Back of Card DESCRIPTION

The exquisite, delicate beauty of snow crystals has attracted and fascinated people for generations. Like any art form expressed in miniature, the tiny crystals captivate the imagination and inspire awe as they have an almost unbelievable number of forms and designs! Although all snow crystals share a hexagonal molecular structure and are made of ice formed in atmospheric cloud fields, close inspection reveals that they bear little resemblance to one another. Certain conditions of moisture and temperature will create distinguishable types of snow crystals, yet the variations on a theme are infinite.

Snow crystals can be simple or ornate.

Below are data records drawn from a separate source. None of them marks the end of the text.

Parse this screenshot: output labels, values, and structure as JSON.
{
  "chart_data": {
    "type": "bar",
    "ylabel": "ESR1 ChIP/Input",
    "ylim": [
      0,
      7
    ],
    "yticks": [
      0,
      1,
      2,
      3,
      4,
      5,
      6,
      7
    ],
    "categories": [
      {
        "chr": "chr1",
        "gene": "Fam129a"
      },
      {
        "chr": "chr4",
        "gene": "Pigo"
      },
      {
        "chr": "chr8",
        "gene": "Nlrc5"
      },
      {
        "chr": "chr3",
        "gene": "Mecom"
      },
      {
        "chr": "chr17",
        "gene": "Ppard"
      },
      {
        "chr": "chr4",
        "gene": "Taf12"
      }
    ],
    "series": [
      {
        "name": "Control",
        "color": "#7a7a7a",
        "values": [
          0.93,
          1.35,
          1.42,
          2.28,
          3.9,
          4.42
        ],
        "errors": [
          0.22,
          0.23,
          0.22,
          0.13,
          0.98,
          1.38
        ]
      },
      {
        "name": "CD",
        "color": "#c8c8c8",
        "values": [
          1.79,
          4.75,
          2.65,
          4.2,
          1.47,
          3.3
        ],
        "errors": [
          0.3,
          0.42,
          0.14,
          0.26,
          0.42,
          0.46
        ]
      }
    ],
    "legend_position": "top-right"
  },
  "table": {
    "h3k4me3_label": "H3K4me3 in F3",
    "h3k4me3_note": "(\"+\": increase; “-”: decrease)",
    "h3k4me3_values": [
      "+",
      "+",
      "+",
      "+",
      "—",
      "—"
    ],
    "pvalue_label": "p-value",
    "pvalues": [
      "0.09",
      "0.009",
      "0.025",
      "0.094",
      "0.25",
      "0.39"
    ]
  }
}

Types include six-rayed stars, hexagonal plates, columns, bullets, needles and irregular forms with no real symmetry at all. Stellar crystals, although they represent only a small portion of all the snow that falls, have clearly become the symbol for all snow. Simple crystals range in size from 1/32 to 1/2 inch. During a heavy snowfall, with mild temperatures, stellar crystals often cling together in cottony bundles as large as 2 inches across. This cluster of snow crystals is; a snowflake!

Snow crystals buffeted about in a turbulent storm cloud encounter a wide spectrum of fluctuating vapor levels and temperatures, which partly, but only partly, explains the tremendous diversity of designs that are created. One question, as yet unanswered, is why the branches of an individual snow crystal are always identical. Why isn’t one side different from the other? Perhaps the electrical charges of the water molecule somehow determines this symmetry…or perhaps something else is at work.